Imagine that you have short comments. Is it possible to understand what emotion this text conveys: joy, surprise, anger?I say it's possible. For example, there is a whole field in computational linguistics that deals with the study of opinions and emotions in text documents - sentiment analysis. As part of our task we will classify messages as positive or negative. There are many ways to solve this problem, in this article I will elaborate on how I coped with the task.
Why is sentiment analysis important?
Nearly 80% of the world’s digital data is unstructured, and data obtained from social media sources is no exception. Since the information is not organized in any predefined way, it’s difficult to sort and analyze. Fortunately thanks to the developments in Machine Learning, it is now possible to create models that learn from examples and can be used to process and organize text data.
I will use the machine learning method with a teacher to analyze the emotional tonality of the text. Now it's time to learn how to do a mood analysis of the text.
We can define four main steps in this process:
1. Data collection
2. Data preparing
3.Select and create a sentiment analysis model.
4.Testing the resulting model.
Let's consider all the steps in order.
1. Data collection
To analyze the mood of messages I need a data set with which I will train a machine learning model (classifier). It was possible to collect all this set, but I used an already ready corpus of the text which was formed on the basis of Russian-language messages on such platform of micro blogging as Twitter. This corpus consists of positive and negative entries.
2. Data preparing
Once you’ve captured the tweets you need for your sentiment analysis, it’s time to prepare the data. As we mentioned earlier social media data is unstructured. That means it’s raw, noisy and needs to be cleaned before we can start working on our sentiment analysis model. This is an important step because the quality of the data will lead to more reliable results.
Preprocessing a dataset involves a number of tasks. The most important thing is to remove unnecessary information, such as emoticons, special characters, extra spaces, words with a neutral emotional color, such as the word " for example”, proper names, some prepositions. The same pre-treatment may include improving the format of the text, removing duplicate messages.
To implement this step I have created a program that processed the text, removed all links, hashtags, usernames and other stop words.
Next I have split the data set into two samples in a 4:1 ratio: the first sample was required for training the classifier, and the second for testing it.
3.Select and create a sentiment analysis model.
This point in the analysis of the mood of messages is the most important and voluminous.

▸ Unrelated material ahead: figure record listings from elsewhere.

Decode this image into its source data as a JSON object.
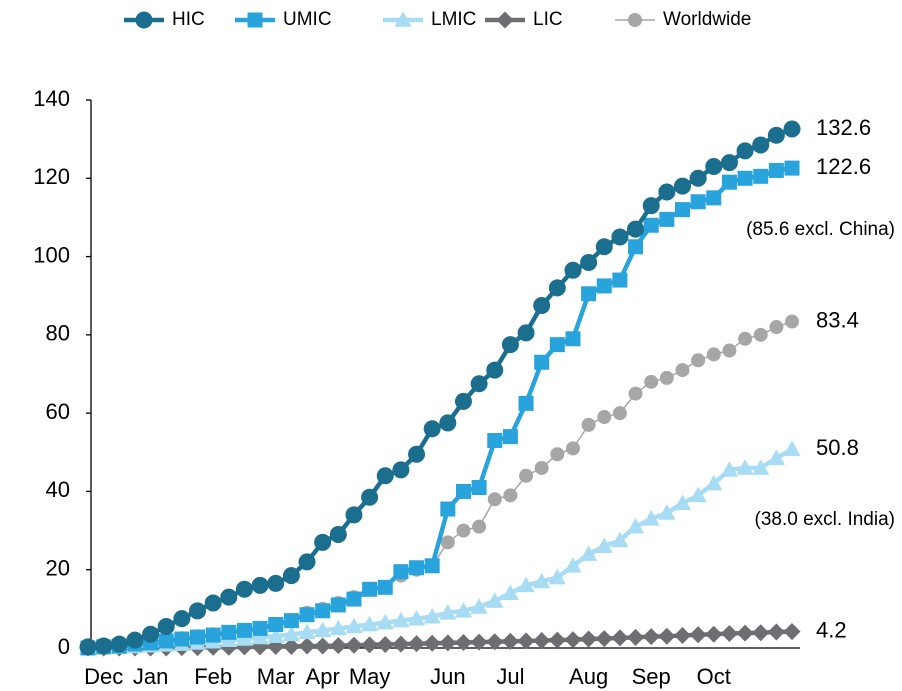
{
  "chart_data": {
    "type": "line",
    "categories": [
      null,
      "Dec",
      null,
      null,
      "Jan",
      null,
      null,
      null,
      "Feb",
      null,
      null,
      null,
      "Mar",
      null,
      null,
      "Apr",
      null,
      null,
      "May",
      null,
      null,
      null,
      null,
      "Jun",
      null,
      null,
      null,
      "Jul",
      null,
      null,
      null,
      null,
      "Aug",
      null,
      null,
      null,
      "Sep",
      null,
      null,
      null,
      "Oct",
      null,
      null,
      null,
      null,
      null
    ],
    "series": [
      {
        "name": "HIC",
        "color": "#1b6e8e",
        "marker": "circle",
        "values": [
          0.3,
          0.5,
          1,
          2,
          3.5,
          5.5,
          7.5,
          9.5,
          11.5,
          13,
          15,
          16,
          16.5,
          18.5,
          22,
          27,
          29,
          34,
          38.5,
          44,
          45.5,
          49.5,
          56,
          57.5,
          63,
          67.5,
          71,
          77.5,
          80.5,
          87.5,
          92,
          96.5,
          98.5,
          102.5,
          105,
          107,
          113,
          116.5,
          118,
          120,
          123,
          124,
          127,
          128.5,
          131,
          132.6
        ]
      },
      {
        "name": "UMIC",
        "color": "#29a3dc",
        "marker": "square",
        "values": [
          0,
          0.3,
          0.5,
          1,
          1.3,
          1.8,
          2.3,
          2.8,
          3.3,
          4,
          4.5,
          5,
          6,
          7,
          8.5,
          9.5,
          11,
          12.5,
          15,
          15.5,
          19.5,
          20.5,
          21,
          35.5,
          40,
          41,
          53,
          54,
          62.5,
          73,
          77.5,
          79,
          90.5,
          92.5,
          94,
          102.5,
          108,
          109.5,
          112,
          114,
          115,
          119,
          120,
          120.5,
          122,
          122.6
        ]
      },
      {
        "name": "LMIC",
        "color": "#a7dcf4",
        "marker": "triangle",
        "values": [
          0,
          0.1,
          0.2,
          0.4,
          0.6,
          0.8,
          1,
          1.3,
          1.6,
          2,
          2.3,
          2.7,
          3,
          3.5,
          4,
          4.5,
          5,
          5.5,
          6,
          6.5,
          7,
          7.5,
          8,
          9,
          9.5,
          10.5,
          12,
          14,
          16,
          17,
          18,
          21,
          24,
          26,
          27.5,
          31,
          33,
          34.5,
          37,
          39,
          42,
          45.5,
          46,
          46,
          48.5,
          50.8
        ]
      },
      {
        "name": "LIC",
        "color": "#6d6e71",
        "marker": "diamond",
        "values": [
          0,
          0,
          0,
          0,
          0,
          0,
          0.1,
          0.1,
          0.2,
          0.2,
          0.3,
          0.3,
          0.4,
          0.4,
          0.5,
          0.5,
          0.6,
          0.7,
          0.8,
          0.9,
          1,
          1.1,
          1.2,
          1.3,
          1.4,
          1.5,
          1.6,
          1.7,
          1.8,
          1.9,
          2,
          2.1,
          2.3,
          2.4,
          2.6,
          2.7,
          2.9,
          3,
          3.2,
          3.4,
          3.5,
          3.7,
          3.8,
          3.9,
          4.1,
          4.2
        ]
      },
      {
        "name": "Worldwide",
        "color": "#a6a6a6",
        "marker": "circle",
        "thin": true,
        "values": [
          0.2,
          0.5,
          0.8,
          1.2,
          1.6,
          2,
          2.5,
          3,
          3.5,
          4,
          4.5,
          5,
          6,
          7,
          9,
          10,
          11.5,
          13,
          15,
          15.5,
          18.5,
          20,
          21,
          27,
          30,
          31,
          38,
          39,
          44,
          46,
          49.5,
          51,
          57,
          59,
          60,
          65,
          68,
          69,
          71,
          73.5,
          75,
          76,
          79,
          80,
          82,
          83.4
        ]
      }
    ],
    "annotations": [
      "(85.6 excl. China)",
      "(38.0 excl. India)"
    ],
    "ylim": [
      0,
      140
    ],
    "yticks": [
      0,
      20,
      40,
      60,
      80,
      100,
      120,
      140
    ],
    "grid": false,
    "legend": "top"
  }
}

First, you need to present each document from the corpus as a vector. If you explain in simple language, the computer can not perceive our language, and in order to fix it, we must present each document in the form with which the computer can work.
The most common way to represent a document in computational linguistics and search problems is either as a set of words (bag-of-words) or as a set of N-grams
For example, the sentence "I study at the University" we can submit like set of unigrams ( I, study, at, the, University) or set of digrams( I study, study at, at the, the University)

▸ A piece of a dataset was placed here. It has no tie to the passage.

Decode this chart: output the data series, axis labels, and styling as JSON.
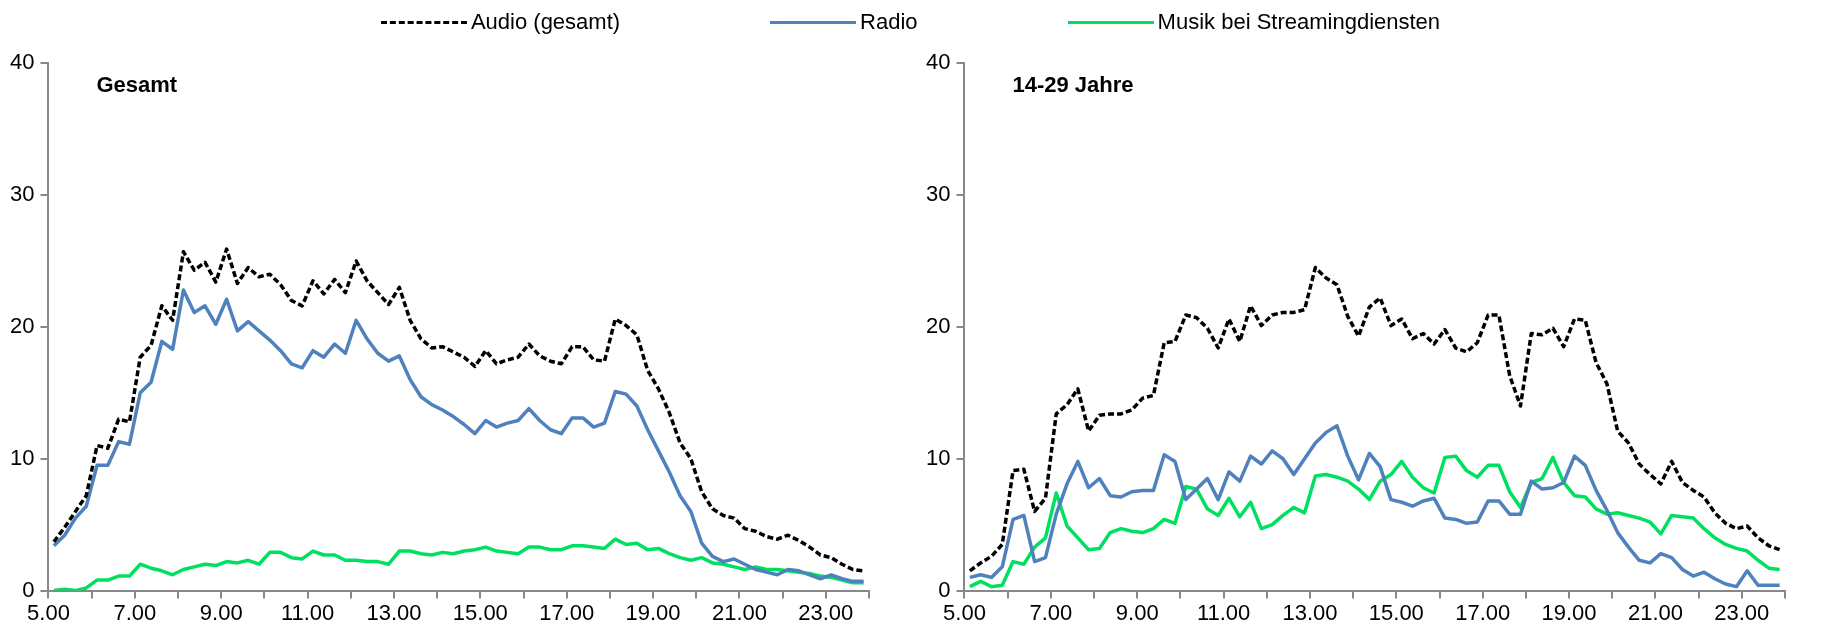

The next step in compiling a feature vector is to assign each feature its weight. I used TF-IDF method. TF-term frequency (the number of times that term t occurs in document d.), IDF-inverse document frequency (a measure of how much information the word provides, i.e., if it's common or rare across all documents).
After we have received the weight of each word we proceed to the training of the classifier. I decided to take two classifiers and see which one is best suited to solve my problem. The first classifier is Random Forest, a machine learning algorithm that uses a Committee (ensemble) of decision trees. The second algorithm is the naive Bayes classifier, a simple probabilistic classifier based on the application of Bayes ' theorem with strict (naive) independence assumptions. The mathematical basis of these algorithms in this article will not be considered.
To teach the classifier, I chose the scikit-learn library for Python. Let me remind you that when processing the initial data, I divided the entire set into two parts: a block for training and a block for testing. If we consider the first block, then at the time of learning the model, it consists of words, the weight of these words and notes to them, from which class this word is. With this data we train classifiers.
4.Testing the resulting model.
The trained model should be tested, for this purpose we will use the second set. It differs from the first one because there are no marks about the class of these messages, they just have to be guessed by the classifier.
As a result of testing we received the following results:
Random Forest proved to be much better than Naive Bayes classifier, the accuracy of the first – 85.5%, and the second – 70%. Both are far from ideal, but for these classifiers these are decent results.
Conclusion
Textual classification is one of the most commonly used tasks in the field of natural language analysis. In this article we have seen what methods can be implemented in emotional analysis of messages.
Analysis of emotions helps to understand people on the Internet better, it can be done manually, but when there are huge amounts of information it becomes unrealistic. Large companies use such methods to analyze the effectiveness of brands in social networks, and provide a wide range of opportunities for improvement.
Machine learning models can do pretty amazing things, even if we are talking about human language.